Images show cyclists continuing to use the lane this week and navigating around the large obstructions in their path.
Edinburgh Council said they will be removing the lamp posts near the end of their £207m tram project.
Cycle lane work on the street started last month and is set to take around 18 month to complete.
The new route comes as an addition to the tram work in the area, with councillors claiming that the bike lane is not yet open to the public – despite it being used.
Images of the lane have surfaced online with local writing: “Well, the new Leith Walk bike lane is an accident waiting to happen.”
The post has now collected thousands of likes and hundreds of comments from users who were baffled by the sight.
One said: “If you do manage to avoid the pole in the middle you might hit that dropped section of kerb!”
Another said: “I’ve unthinkingly wandered into it on a couple of occasions. It is indeed dangerous.”
While another person joked: “Come on, they put a hazard warning strip on the pole, what more could we ask for.”
And one other commented: “’Ach, it’ll be fine, stick some red and white reflective tape on it’.”
Ian Maxwell, from cycling advocacy group Spokes also criticised the hazard, saying: “We are disappointed with the way that the design seems to be making some very obvious blunders, it’s just not sensible.
“The design of cycle routes is well established and we’re very surprised the people that are doing this haven’t followed suit.
“There does seem to be a way of thinking that is very much along the lines of a tram route taking precedence and everything else following.
“We are seeing a fundamental shift in the way people in Edinburgh travel. I’m optimistic about the future because there are some quite nicely designed spaces, but at times it still seems a bit hit and miss.”
A spokesperson for the City of Edinburgh today said: “Temporary poles provide necessary street lighting during construction and will be removed once the route is complete, as has always been planned.

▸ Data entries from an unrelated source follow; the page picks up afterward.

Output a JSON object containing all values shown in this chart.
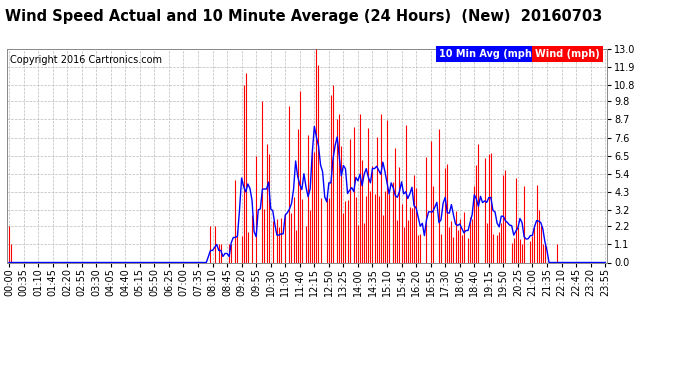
{
  "title": "Wind Speed Actual and 10 Minute Average (24 Hours)  (New)  20160703",
  "copyright": "Copyright 2016 Cartronics.com",
  "yticks": [
    0.0,
    1.1,
    2.2,
    3.2,
    4.3,
    5.4,
    6.5,
    7.6,
    8.7,
    9.8,
    10.8,
    11.9,
    13.0
  ],
  "ylim": [
    0.0,
    13.0
  ],
  "wind_color": "#FF0000",
  "avg_color": "#0000FF",
  "background_color": "#FFFFFF",
  "grid_color": "#BBBBBB",
  "legend_avg_label": "10 Min Avg (mph)",
  "legend_wind_label": "Wind (mph)",
  "legend_avg_bg": "#0000FF",
  "legend_wind_bg": "#FF0000",
  "title_fontsize": 10.5,
  "copyright_fontsize": 7,
  "tick_fontsize": 7,
  "fig_width": 6.9,
  "fig_height": 3.75,
  "dpi": 100
}
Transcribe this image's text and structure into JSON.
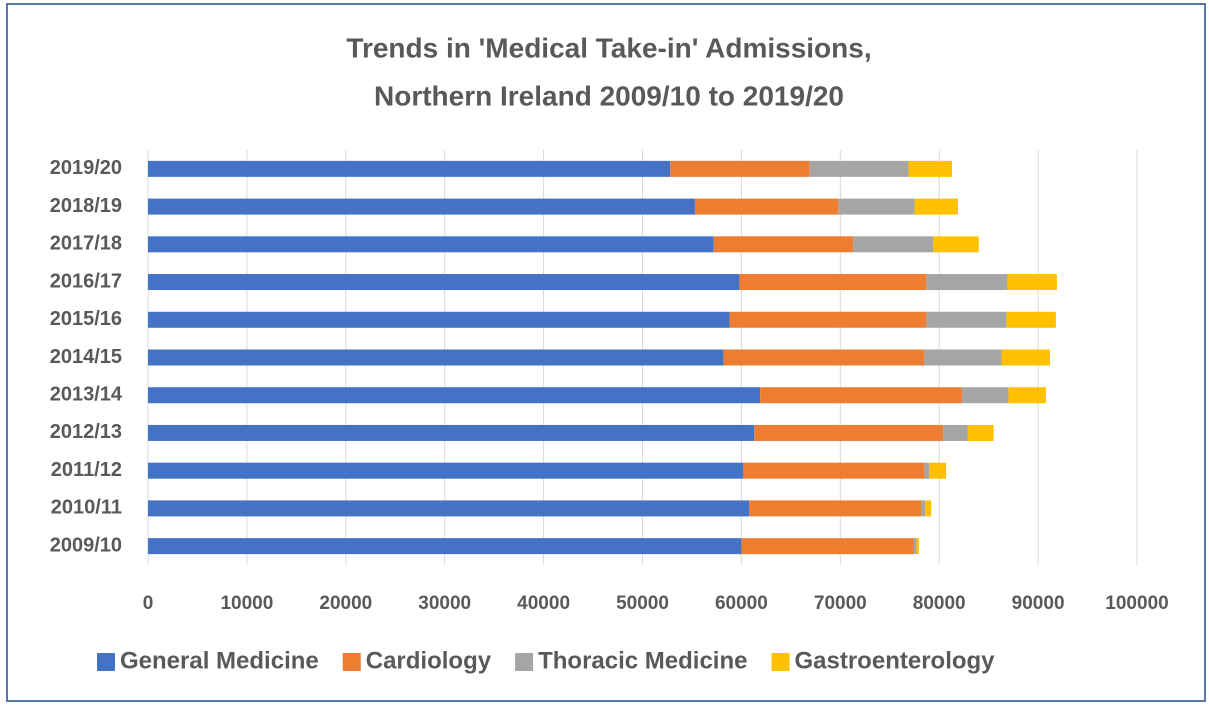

“Overhead line poles will provide light in the permanent scheme but they are one of the last things to go in as part of the construction programme.
“The cycle lane is not yet open as the scheme is still under construction, and there is clear signage to notify the public of this.”
Speaking today Cycling UK campaigns and policy manager for Scotland Jim Densham said: “Although I’m not aware of the details or the future plans for the cycle lane, the current layout of the cycle lane on Leith Walk is a concern.
“Leith Walk should be an exemplar of cycle lane design and integration in Edinburgh and for Scotland.
“The recent Cycling by Design guidance is what all councils and developers should be following to make sure we have the best cycle lanes we possibly can.
“One of the key asks in the Cycling UK manifesto for the forthcoming elections in May is for councils to prioritise this for the future.”